Ainara Navarro Arruza, El Pilar Maristas

Los días de Carlota transcurrían entre la lectura, el estudio y la escritura de todo aquello que presenciaba en su día a día con sus preciosos ojos color avellana. Su lucha por ser escritora cada vez era más difícil; no le llegaban las oportunidades de salir a la luz, la suerte casi nunca estaba de su parte y, cuando alguna vez lo estaba, perdía esa oportunidad cometiendo algún error o siendo despedida sin miramientos.

Su vida no era muy acogedora tampoco: soltera, sin hijos y sin tener éxito en el amor. Ella no paraba de luchar, cada día recorría las calles de Nueva York publicando su historial en cualquier farola, centro comercial o depositándolo en el parabrisas de los coches mal aparcados junto a la acera. Se pasaba todos los días haciendo lo mismo, sin triunfar en absoluto, hasta que un día en el que se encontraba completamente triste y desesperada sin tener apenas ganas de escribir, el teléfono sonó y escuchó una voz suave femenina que le preguntaba por sus conocimientos en el mundo literario. El sueldo que recibiría no sería lo suficiente para sacar su vida adelante, pero se conformaba con cualquier oferta con tal de estar ocupada y demostrar que valía para algo, que no sólo servía para limpiar y cuidar su domicilio sin poder pagar siquiera el alquiler, sino que podía aprovechar esta oportunidad para ser feliz comenzando una nueva vida.

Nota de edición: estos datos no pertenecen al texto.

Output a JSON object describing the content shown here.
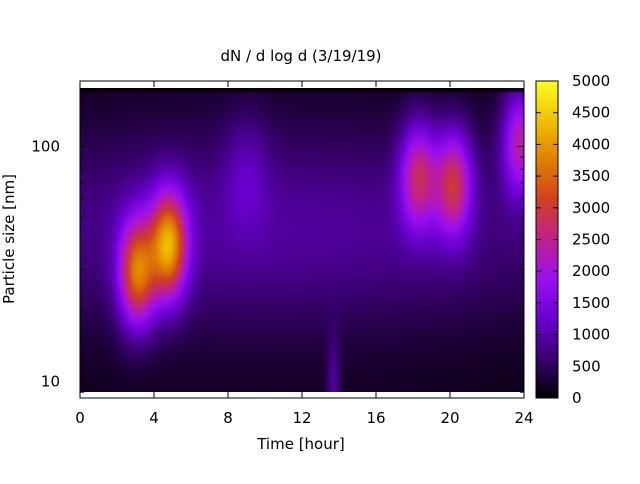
{
  "chart_data": {
    "type": "heatmap",
    "title": "dN / d log d (3/19/19)",
    "xlabel": "Time [hour]",
    "ylabel": "Particle size [nm]",
    "xlim": [
      0,
      24
    ],
    "ylim_nm": [
      8.5,
      190
    ],
    "y_scale": "log",
    "x_ticks": [
      0,
      4,
      8,
      12,
      16,
      20,
      24
    ],
    "y_ticks": [
      10,
      100
    ],
    "colorbar": {
      "range": [
        0,
        5000
      ],
      "ticks": [
        0,
        500,
        1000,
        1500,
        2000,
        2500,
        3000,
        3500,
        4000,
        4500,
        5000
      ],
      "colormap": "gnuplot",
      "colors": [
        "#000000",
        "#3a0070",
        "#6a00d0",
        "#9a10f0",
        "#c02090",
        "#d04020",
        "#e08000",
        "#f0c000",
        "#ffff20"
      ]
    },
    "background_level": 700,
    "features": [
      {
        "hour": 3.1,
        "size_nm": 29,
        "peak": 3700
      },
      {
        "hour": 4.8,
        "size_nm": 38,
        "peak": 4100
      },
      {
        "hour": 18.3,
        "size_nm": 75,
        "peak": 2800
      },
      {
        "hour": 20.2,
        "size_nm": 70,
        "peak": 3000
      },
      {
        "hour": 23.8,
        "size_nm": 105,
        "peak": 2700
      },
      {
        "hour": 13.7,
        "size_nm": 9,
        "peak": 1400
      }
    ]
  }
}
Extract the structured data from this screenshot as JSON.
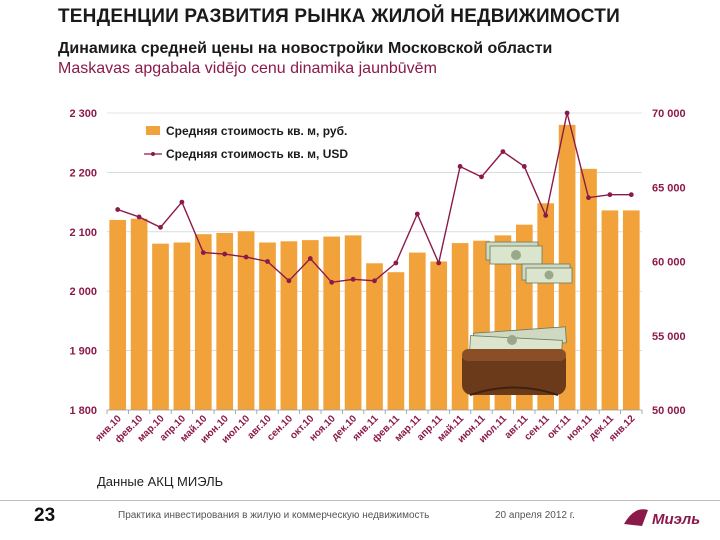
{
  "header": {
    "title": "ТЕНДЕНЦИИ РАЗВИТИЯ РЫНКА ЖИЛОЙ НЕДВИЖИМОСТИ",
    "subtitle_ru": "Динамика средней цены на новостройки Московской области",
    "subtitle_lv": "Maskavas apgabala vidējo cenu dinamika jaunbūvēm"
  },
  "colors": {
    "bar": "#f2a23a",
    "line": "#8b1a4a",
    "axis_label": "#8b1a4a",
    "grid": "#c8c8c8"
  },
  "chart_data": {
    "type": "bar+line",
    "categories": [
      "янв.10",
      "фев.10",
      "мар.10",
      "апр.10",
      "май.10",
      "июн.10",
      "июл.10",
      "авг.10",
      "сен.10",
      "окт.10",
      "ноя.10",
      "дек.10",
      "янв.11",
      "фев.11",
      "мар.11",
      "апр.11",
      "май.11",
      "июн.11",
      "июл.11",
      "авг.11",
      "сен.11",
      "окт.11",
      "ноя.11",
      "дек.11",
      "янв.12"
    ],
    "series": [
      {
        "name": "Средняя стоимость кв. м, руб.",
        "type": "bar",
        "axis": "left",
        "values": [
          2120,
          2122,
          2080,
          2082,
          2096,
          2098,
          2101,
          2082,
          2084,
          2086,
          2092,
          2094,
          2047,
          2032,
          2065,
          2050,
          2081,
          2085,
          2094,
          2112,
          2148,
          2280,
          2206,
          2136,
          2136
        ]
      },
      {
        "name": "Средняя стоимость кв. м, USD",
        "type": "line",
        "axis": "right",
        "values": [
          63500,
          63000,
          62300,
          64000,
          60600,
          60500,
          60300,
          60000,
          58700,
          60200,
          58600,
          58800,
          58700,
          59900,
          63200,
          59900,
          66400,
          65700,
          67400,
          66400,
          63100,
          70000,
          64300,
          64500,
          64500
        ]
      }
    ],
    "y_left": {
      "min": 1800,
      "max": 2300,
      "ticks": [
        "1 800",
        "1 900",
        "2 000",
        "2 100",
        "2 200",
        "2 300"
      ]
    },
    "y_right": {
      "min": 50000,
      "max": 70000,
      "ticks": [
        "50 000",
        "55 000",
        "60 000",
        "65 000",
        "70 000"
      ]
    },
    "legend": {
      "position": "top-left",
      "entries": [
        "Средняя стоимость кв. м, руб.",
        "Средняя стоимость кв. м, USD"
      ]
    }
  },
  "source_note": "Данные АКЦ МИЭЛЬ",
  "footer": {
    "page_number": "23",
    "caption": "Практика инвестирования в жилую и коммерческую недвижимость",
    "date": "20 апреля 2012 г.",
    "logo_text": "Миэль"
  }
}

Poco a poco se iba adentrando en este mundo y consiguiendo publicar algunos artículos.

Un día decidió escribir sobre su vida, una vida dura, triste y en la que siempre se había sentido abandonada. Vivió el principio de sus días en un orfanato donde no le trataban muy bien ni a ella ni al resto de sus compañeros. A la edad de doce años fue adoptada por un hombre que sólo la quería para trabajar y limpiar todo su domicilio. Cuando no aguantó más se escapó de ese infierno poco después. Hasta la edad legal estuvo malviviendo en la calle ayudada por los albergues de vez en cuando, hasta que comenzó a escribir con los pocos conocimientos que tenía (y lo poco que sabía lo había aprendido en el orfanato) cómo pasaba sus días. Los relatos, los iba pegando en las paredes y un señor que le observaba le ofreció figurar en un periódico consiguiendo así un poco de dinero para introducirse en un hogar. Una vez terminado, su libro fue publicado con la ayuda de su jefe y logró cosechar un tremendo éxito, ya que miles de jóvenes mujeres se veían en la misma situación. Su vida dio un giro de ciento ochenta grados y empezó a ver la luz de su futuro, la suerte empezaba a estar de su lado. Por una vez Carlota sonreía ante su triunfo, y reconoció que para conseguir las metas que te propongas hay que luchar día a día.